My hope is that some of you are familiar with The Wicker Man from the 1973 movie starring Christopher Lee. My fear is that most of you are familiar with The Wicker Man from the 2006 movie starring Nicolas Cage. Horror fans praise the original as a cult classic, but critics detest the remake, which holds a 14% rating on Rotten Tomatoes and was nominated for five Razzie Awards.
Robin Hardy, the 82-year old director (and uncredited author) of the original, sued to have his name removed from the remake, but has been working for several years on two additional movies related to his version. Envisioned not as sequels or remakes, rather as part of a “thematic trilogy”, the second movie in this series, The Wicker Tree, was released for home video earlier this month. I hate to say it, but I think it’s worse than the Nicolas Cage remake.
I really like the potential of The Wicker Tree, especially when referred to by its original name, Cowboys for Christ. Although I didn’t realize Scotland was an area starving for missionaries from the United States, it’s an interesting setting for naïve young Christians to stumble into a bloodthirsty pagan community. Better executed, it could be a clever commentary about religious hypocrisy; unfortunately, such originality is only suggested in a couple of fleeting moments. In most other parts, silliness, bad acting and ridiculous dialogue prevail.
Beth Boothby (how’s that for a name?), played by newcomer Brittania Nicol, is a former soft core porn actress turned Christian country singer who drags her cowboy boyfriend, Steve (Henry Garrett) with her to Scotland, sporting their chastity rings. At Beth’s first rejection of horny Steve’s sexual advances, you know he’s going to be tempted by the country’s free-spirited beauties. In fact, it happens so quickly and with so little regret, it’s milked for no drama at all.

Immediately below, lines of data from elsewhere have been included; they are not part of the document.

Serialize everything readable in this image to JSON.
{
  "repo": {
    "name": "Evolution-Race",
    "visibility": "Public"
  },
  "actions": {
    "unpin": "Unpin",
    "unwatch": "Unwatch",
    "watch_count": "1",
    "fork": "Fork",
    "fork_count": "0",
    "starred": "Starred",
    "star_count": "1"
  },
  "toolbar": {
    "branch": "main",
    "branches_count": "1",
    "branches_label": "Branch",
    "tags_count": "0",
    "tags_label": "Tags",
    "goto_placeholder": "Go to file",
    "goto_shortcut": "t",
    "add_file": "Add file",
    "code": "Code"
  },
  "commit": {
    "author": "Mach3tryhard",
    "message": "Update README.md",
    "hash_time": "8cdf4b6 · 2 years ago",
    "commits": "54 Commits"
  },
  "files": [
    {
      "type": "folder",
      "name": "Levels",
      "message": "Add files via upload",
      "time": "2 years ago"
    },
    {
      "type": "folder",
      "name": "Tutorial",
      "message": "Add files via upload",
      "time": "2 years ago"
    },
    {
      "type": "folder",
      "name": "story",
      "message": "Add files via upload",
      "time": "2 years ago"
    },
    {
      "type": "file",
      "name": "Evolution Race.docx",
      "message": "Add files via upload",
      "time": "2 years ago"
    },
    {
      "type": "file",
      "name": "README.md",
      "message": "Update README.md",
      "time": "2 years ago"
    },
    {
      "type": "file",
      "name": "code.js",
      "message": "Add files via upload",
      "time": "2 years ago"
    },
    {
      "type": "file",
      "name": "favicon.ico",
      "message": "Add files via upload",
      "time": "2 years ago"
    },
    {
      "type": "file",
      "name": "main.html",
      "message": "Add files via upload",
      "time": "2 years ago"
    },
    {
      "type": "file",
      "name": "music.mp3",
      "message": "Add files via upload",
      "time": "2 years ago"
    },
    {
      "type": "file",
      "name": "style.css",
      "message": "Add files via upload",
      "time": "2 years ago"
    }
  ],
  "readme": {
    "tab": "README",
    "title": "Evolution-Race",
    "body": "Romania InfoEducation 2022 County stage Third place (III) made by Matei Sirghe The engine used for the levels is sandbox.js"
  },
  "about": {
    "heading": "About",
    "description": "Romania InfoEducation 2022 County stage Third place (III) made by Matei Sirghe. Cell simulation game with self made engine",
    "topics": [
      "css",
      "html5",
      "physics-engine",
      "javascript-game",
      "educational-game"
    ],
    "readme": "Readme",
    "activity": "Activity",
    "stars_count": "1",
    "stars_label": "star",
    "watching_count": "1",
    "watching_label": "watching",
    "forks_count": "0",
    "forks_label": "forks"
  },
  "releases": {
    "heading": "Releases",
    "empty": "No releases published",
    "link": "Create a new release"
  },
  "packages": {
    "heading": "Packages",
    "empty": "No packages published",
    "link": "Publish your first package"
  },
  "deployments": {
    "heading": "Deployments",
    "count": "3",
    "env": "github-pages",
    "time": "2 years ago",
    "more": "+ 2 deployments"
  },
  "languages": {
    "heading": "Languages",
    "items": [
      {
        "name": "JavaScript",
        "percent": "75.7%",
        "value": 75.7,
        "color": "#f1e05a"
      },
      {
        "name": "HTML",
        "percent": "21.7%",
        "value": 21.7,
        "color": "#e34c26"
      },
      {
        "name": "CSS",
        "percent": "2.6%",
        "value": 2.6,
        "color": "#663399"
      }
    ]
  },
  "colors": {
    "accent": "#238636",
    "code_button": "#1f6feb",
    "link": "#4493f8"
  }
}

Their obvious fates, telegraphed by their unbelievable naivety, couldn’t come soon enough. I couldn’t wait for one or both of them to go up in flames in the May Day sacrifice. I will say, though, there’s a slight switch of the ritual that provides a fresh concept, and there’s a welcome downbeat ending. Since they occur in the conclusion, there’s no possible way to squander them; that is, unless they tacked on a post-credits scene. I doubt it, but I didn’t stick around to find out.
There is one mildly interesting character, a crazed taxidermist. Like all interesting things in The Wicker Tree, though, he’s squandered. This time, the impact is lessened as his character goes comedic, almost slapstick. Even wackier is the point of view shot from a raven that is used, not once, but over and over again. If this angle is supposed to represent something, it’s lost on me.
A final warning: don’t believe that the appearance of Christopher Lee is at all a selling point. He does show up, but only for a couple sentences of dialogue in a brief, fuzzy flashback. I didn’t expect a large role from the aging horror legend; however, I expected it to have more significance. He’s neither the same character he played in The Wicker Man nor even particularly relevant to the new story.
Ultimately, The Wicker Tree plays like a badly modernized version of The Wicker Man, even though that’s supposedly not its intention. But maybe its failure proves there are some movies that should be left alone. I mean, if Nicolas Cage couldn’t do it six years ago, who possibly could?